Mysterious Malcontents and Zombies
If Dallas/Fort Worth is the place for Scrooge, Houston is set for a holiday season of world premieres, which will likely introduce us to new rascals we’ll shower with holiday love. Every year, Stages keeps an old UK comic tradition, Christmas Panto—as in pantomime: Plays filled with plucky fairytale heroines, cross-dressing baddies, and bawdy jokes for adults that will fly over the heads of the little ones. This year the girl with the longest locks battles the Undead in Panto Rapunzel (and Zombies) running Dec. 4-Jan. 4. While not a world premiere, Stages’ other holiday show, Sister’s Christmas Catechism: The Mystery of the Magi’s Gold, might have the scariest Christmas character of all, a know-it-all Nun/Detective. Stark Naked Theatre will make their first holiday show memorable with the world premiere of Ho Ho Humbug ( Dec. 4-24), with playwright Scott Burkell playing a cynical New Yorker forced to sell his body as a Macy’s Santa in order to pay the rent. Horse Head Theatre wraps Abby Koenig’s one-women show The Jew Who Loves Christmas, into their Holiday Huzzah! holiday story open mic night on Dec. 13. Since Koenig has only performed the play once before, this is one theatrical regifting to keep.
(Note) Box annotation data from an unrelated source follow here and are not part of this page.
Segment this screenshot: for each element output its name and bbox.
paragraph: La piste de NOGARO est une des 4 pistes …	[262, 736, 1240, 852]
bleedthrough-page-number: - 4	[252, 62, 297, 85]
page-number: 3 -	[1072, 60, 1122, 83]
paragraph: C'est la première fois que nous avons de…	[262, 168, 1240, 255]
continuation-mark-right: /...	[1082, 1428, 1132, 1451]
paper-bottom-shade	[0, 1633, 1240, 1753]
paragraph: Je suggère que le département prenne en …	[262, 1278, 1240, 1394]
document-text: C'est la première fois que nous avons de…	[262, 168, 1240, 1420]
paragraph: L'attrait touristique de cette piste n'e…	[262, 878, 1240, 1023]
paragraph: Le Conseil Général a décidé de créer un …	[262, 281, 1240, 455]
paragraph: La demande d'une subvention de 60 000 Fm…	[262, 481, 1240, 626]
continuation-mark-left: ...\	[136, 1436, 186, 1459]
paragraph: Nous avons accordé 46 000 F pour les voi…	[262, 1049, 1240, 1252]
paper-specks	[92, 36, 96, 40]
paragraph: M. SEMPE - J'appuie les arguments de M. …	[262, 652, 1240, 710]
One Hardcore New York Street Gang
This gang might look lovely dressed in golden bling, but if you cross the Rockettes, but these ladies can kick. They might say it’s for authenticity that they’re bringing live animals for a show-stopping live Nativity scene for the Theatre Under the Stars and Broadway at the Hobby Center presentation of Radio City Christmas Spectacular, Dec. 5-28, which includes the still adorable Parade of Wooden Soldiers number from 1933.
So there they are, those holiday thieves who annually steal our hearts. This year, no doubt, we’ll willingly put ourselves in their clutches once more and then hum a joyous Christmas melody as we leave the theater and count the 365 days until we can see them again.